Before too long though, my legs start to cramp up and my back begins to ache. I shimmy my way to the opening of my refuge and peer around the corner, checking to see if the cost is clear. Two guards are coming my way, but they’re to engrossed in each other’s conversation to notice me and I duck back under cover.
“You know, Stanley,” one says. “Sometimes I wonder why we work for these people.”
“Don’t let them catch you saying stuff like that here, Frank.” Stanley replied.
“Why?” He combats. “What will they do? Feed me to Zokia?” He says that last sentence with obvious sarcasm.
“Oh, come off it, Frank.” The guard named Stanley said, annoyed. “You don’t really buy that crap, do you?”
“Of course not! Everyone knows that Zokia’s not really a supernatural captor.”
What’s he talking about? I think to myself.
“Speaking of Zokia, did that girl get sent to the facility?”
The facility? What facility?
“I can’t believe that all those people out there actually believe all that crap about Zokia! They just willingly send their families over there to be experimented on like lab rats! I mean, no one’s even questioned the authenticity of the lie.” I feel faint at the guard’s words. Experimented on? Does that mean that all of those people we supposed were dead, Jakin’s sister, Sector Elder’s wife, my father, were all alive? My breathing comes in ragged chunks as my mind struggles to comprehend the things I’ve just heard. My heart is beating so loud I’m afraid the guards might hear it.
Soon they move on, carrying their conversation with them. I crawl out of the nook I was hiding in and take a few deep breaths.
After some contemplation, I decide to follow the direction of the guards, hoping that if I stayed just out of sight they would lead me past an exit of some sort.
After utilizing this method for some time, I come by an exit. The metal door is ominous but clearly marked, but I hesitate before pushing the metal bar that would save me.
I think about my father and everyone else sent to that experimental facility over the years. I can’t just leave all those people to be poked and prodded like I almost was. Then my thoughts turn to my mother and Jakin and everyone else back home who are mourning me because they believe that I, along with many others, have been sacrificed and have perished at the hand of our ‘captor’. How can I leave them like that, suffering and living in fear? An alarm starts to wail and the corridor around me is bathed in flashing red light. They must’ve found the lady stuffed in the pod.
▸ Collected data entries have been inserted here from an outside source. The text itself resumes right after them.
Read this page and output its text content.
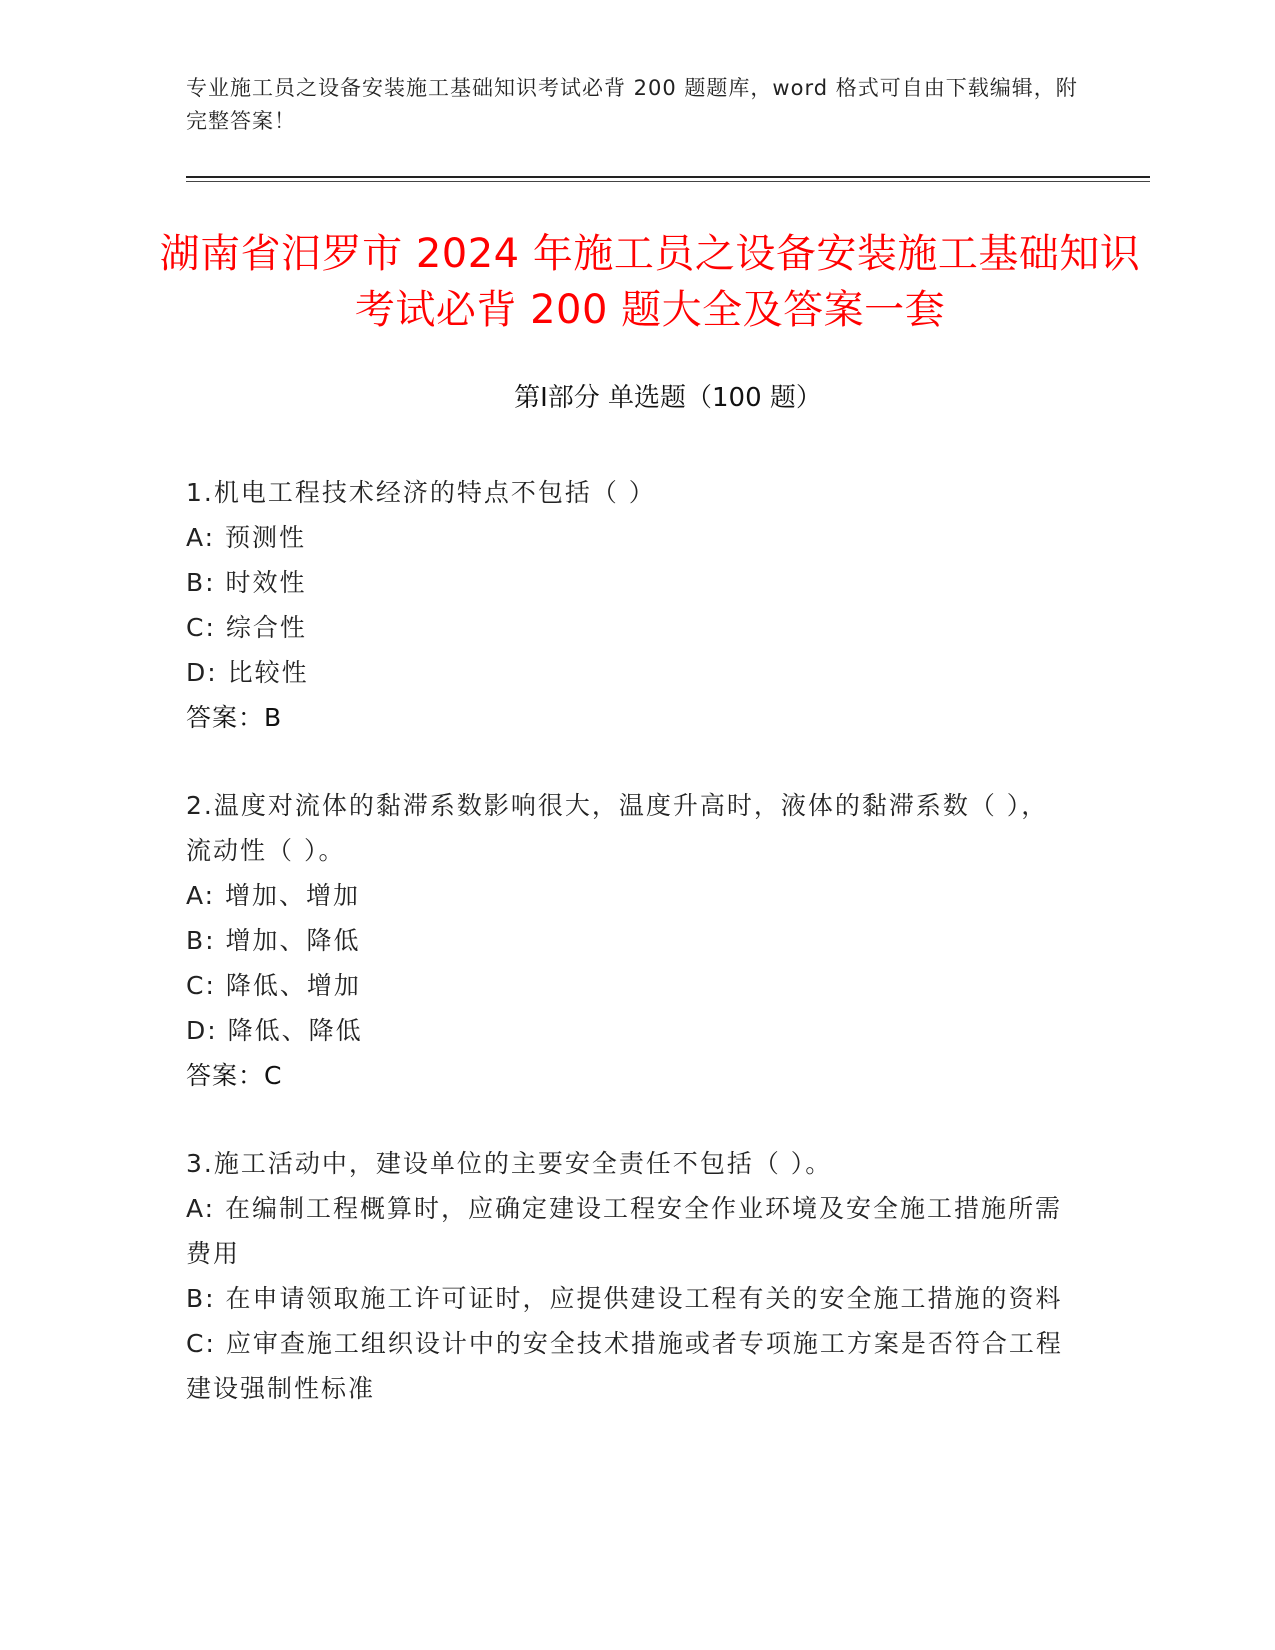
专业施工员之设备安装施工基础知识考试必背 200 题题库，word 格式可自由下载编辑，附完整答案！
湖南省汨罗市 2024 年施工员之设备安装施工基础知识考试必背 200 题大全及答案一套
第Ⅰ部分 单选题（100 题）
1.机电工程技术经济的特点不包括（ ）
A: 预测性
B: 时效性
C: 综合性
D: 比较性
答案：B
2.温度对流体的黏滞系数影响很大，温度升高时，液体的黏滞系数（ ），流动性（ ）。
A: 增加、增加
B: 增加、降低
C: 降低、增加
D: 降低、降低
答案：C
3.施工活动中，建设单位的主要安全责任不包括（ ）。
A: 在编制工程概算时，应确定建设工程安全作业环境及安全施工措施所需费用
B: 在申请领取施工许可证时，应提供建设工程有关的安全施工措施的资料
C: 应审查施工组织设计中的安全技术措施或者专项施工方案是否符合工程建设强制性标准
I know my window of opportunity is closing, and I begin to panic. Too many things to consider and too much at stake.
I’ll just go free, I tell myself. Then I can go back to the sector and tell the truth about our lost loved ones. Then we can band together and reclaim those who were taken! I place my palms against the door that stands between me and freedom. But, once again, I hesitate. Who am I kidding? That would never work. They’d run me down before I even got on the road. And I know I couldn’t just leave Father after just finding out he was alive.
I turn from the door. I can’t leave. I don’t know how I’ll do it, but I know I’ll try. And as I head off into the depths of the institute, all I can think about is the look on my father’s face when I see him again.